There are several ways to skin this cat, and this particular suggestion is well worth a look-


----------



## chausman (Aug 14, 2012)

Where are you powering your fog machine if there aren't any outlets?


----------



## wiscolighting (Aug 14, 2012)

*Re: Colored smoke*

Simplest way is just use a light preferably LED color mixing work really well. Colored fog fluid is not all that great and depending on what machine you are using it can do a real number on it leaving you with a disfuntional unit. Find some AC and run it I've worked events where we have run power all the way to the other end of buildings or across fields just to get the power needed. It might be a pain but your color options if you have a good control console are endless with one or more LED color mixing lights with fluid its one color at a time no ability to change it quickly and very few color options.


----------



## EBB (Aug 15, 2012)

*Re: Colored smoke*


chausman said:


> Where are you powering your fog machine if there aren't any outlets?
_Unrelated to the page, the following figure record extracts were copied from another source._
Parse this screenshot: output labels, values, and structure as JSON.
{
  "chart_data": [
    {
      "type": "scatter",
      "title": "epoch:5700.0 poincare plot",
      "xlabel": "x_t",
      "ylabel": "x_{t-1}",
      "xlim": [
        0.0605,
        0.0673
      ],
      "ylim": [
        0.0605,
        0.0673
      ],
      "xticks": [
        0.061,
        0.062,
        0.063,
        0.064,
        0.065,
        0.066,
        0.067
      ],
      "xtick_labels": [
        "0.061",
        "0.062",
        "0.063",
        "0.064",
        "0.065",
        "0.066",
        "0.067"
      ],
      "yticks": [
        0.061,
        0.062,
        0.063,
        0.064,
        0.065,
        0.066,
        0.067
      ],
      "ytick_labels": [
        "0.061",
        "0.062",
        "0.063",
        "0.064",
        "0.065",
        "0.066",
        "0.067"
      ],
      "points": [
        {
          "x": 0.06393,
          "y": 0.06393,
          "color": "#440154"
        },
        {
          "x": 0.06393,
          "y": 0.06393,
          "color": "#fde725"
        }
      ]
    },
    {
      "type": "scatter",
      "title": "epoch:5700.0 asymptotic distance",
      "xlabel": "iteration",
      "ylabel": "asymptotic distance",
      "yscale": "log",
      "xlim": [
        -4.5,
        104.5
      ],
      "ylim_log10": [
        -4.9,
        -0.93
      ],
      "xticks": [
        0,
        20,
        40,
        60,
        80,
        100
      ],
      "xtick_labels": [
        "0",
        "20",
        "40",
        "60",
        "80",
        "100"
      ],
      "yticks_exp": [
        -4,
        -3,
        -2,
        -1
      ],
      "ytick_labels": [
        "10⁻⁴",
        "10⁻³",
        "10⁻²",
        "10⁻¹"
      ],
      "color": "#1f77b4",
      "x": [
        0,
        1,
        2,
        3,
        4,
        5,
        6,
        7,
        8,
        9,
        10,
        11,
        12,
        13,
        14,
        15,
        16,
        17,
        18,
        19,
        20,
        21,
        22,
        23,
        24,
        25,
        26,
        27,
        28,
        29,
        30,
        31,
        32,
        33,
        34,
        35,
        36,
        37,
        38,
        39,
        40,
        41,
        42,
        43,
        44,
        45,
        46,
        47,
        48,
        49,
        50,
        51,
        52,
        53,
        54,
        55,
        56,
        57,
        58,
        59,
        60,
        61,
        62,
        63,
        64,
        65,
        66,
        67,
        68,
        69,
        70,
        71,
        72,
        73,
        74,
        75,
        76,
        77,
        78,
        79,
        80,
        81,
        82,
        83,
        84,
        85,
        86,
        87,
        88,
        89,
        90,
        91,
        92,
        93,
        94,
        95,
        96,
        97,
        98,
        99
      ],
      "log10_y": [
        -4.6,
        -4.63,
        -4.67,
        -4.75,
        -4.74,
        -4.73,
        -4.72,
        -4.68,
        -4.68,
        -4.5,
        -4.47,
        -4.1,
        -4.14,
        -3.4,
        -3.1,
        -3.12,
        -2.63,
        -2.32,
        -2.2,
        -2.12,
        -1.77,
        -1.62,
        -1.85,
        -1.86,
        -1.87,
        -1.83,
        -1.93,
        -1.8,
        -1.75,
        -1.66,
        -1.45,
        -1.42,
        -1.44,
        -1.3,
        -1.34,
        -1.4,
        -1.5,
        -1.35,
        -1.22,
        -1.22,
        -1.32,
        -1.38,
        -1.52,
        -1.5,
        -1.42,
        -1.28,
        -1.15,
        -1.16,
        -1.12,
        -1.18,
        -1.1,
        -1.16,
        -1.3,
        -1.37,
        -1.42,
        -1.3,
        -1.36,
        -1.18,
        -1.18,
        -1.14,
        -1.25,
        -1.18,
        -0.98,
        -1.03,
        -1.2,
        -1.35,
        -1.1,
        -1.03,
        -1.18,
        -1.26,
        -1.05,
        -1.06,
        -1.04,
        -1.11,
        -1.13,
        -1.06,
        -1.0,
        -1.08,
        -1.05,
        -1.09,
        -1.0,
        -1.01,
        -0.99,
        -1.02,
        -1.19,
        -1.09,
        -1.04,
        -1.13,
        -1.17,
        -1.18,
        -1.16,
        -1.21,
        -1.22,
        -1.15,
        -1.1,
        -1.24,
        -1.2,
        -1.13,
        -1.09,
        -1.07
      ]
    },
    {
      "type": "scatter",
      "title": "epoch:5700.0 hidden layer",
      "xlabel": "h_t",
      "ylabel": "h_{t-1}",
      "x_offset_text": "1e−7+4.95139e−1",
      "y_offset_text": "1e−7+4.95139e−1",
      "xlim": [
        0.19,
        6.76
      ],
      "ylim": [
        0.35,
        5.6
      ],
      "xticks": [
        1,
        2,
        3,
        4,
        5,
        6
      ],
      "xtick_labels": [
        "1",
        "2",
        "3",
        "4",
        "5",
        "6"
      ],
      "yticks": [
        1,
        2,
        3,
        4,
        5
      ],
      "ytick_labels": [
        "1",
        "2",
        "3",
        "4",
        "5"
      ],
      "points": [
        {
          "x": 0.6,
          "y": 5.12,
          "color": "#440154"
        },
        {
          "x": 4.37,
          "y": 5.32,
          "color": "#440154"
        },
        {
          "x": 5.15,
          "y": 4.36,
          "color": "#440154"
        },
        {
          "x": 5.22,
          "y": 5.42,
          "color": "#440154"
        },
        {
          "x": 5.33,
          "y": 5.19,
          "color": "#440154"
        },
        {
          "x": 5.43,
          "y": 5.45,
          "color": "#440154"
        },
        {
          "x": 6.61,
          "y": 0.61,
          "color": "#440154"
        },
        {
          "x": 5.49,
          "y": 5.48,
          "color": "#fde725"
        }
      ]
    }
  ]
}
I'm still trying to work that out. haha. That's why I may possibly get stuck with using a projector since there are outlets at FOH in the air and a projector already up. I just might need to get a program like Isadora to do what I want. 

I've considered the possibilities of battery powered LED's and found a company that may have some Chauvet Wells in the area. So that is my second option. But I am still of course using this as a learning experience to play around with different ideas. for funsies. I'm sure I'm going to use the LED situation anyways since I think I actually have a dimmer blade I have from an install that I can swap out and make things work for them. And that would make the fog power more accessable.


----------



## porkchop (Oct 30, 2012)

I totally want bacon scented fog now.


----------



## Grog12 (Oct 31, 2012)

porkchop said:


> I totally want bacon scented fog now.



I may allegedly know of a production that used patchouli in their hazer for Hair...(thank god I didn't work that show)


----------



## JohnD (Nov 1, 2012)

I just ran across this new item from Chauvet.
Products » Geyser
Also some info on patchouli:
Patchouli - Wikipedia, the free encyclopedia
Of course, for a performance of Hair, they could have just had the ushers wear a dab of patchouli oil to suitably stench up, I mean enhance the experience.


----------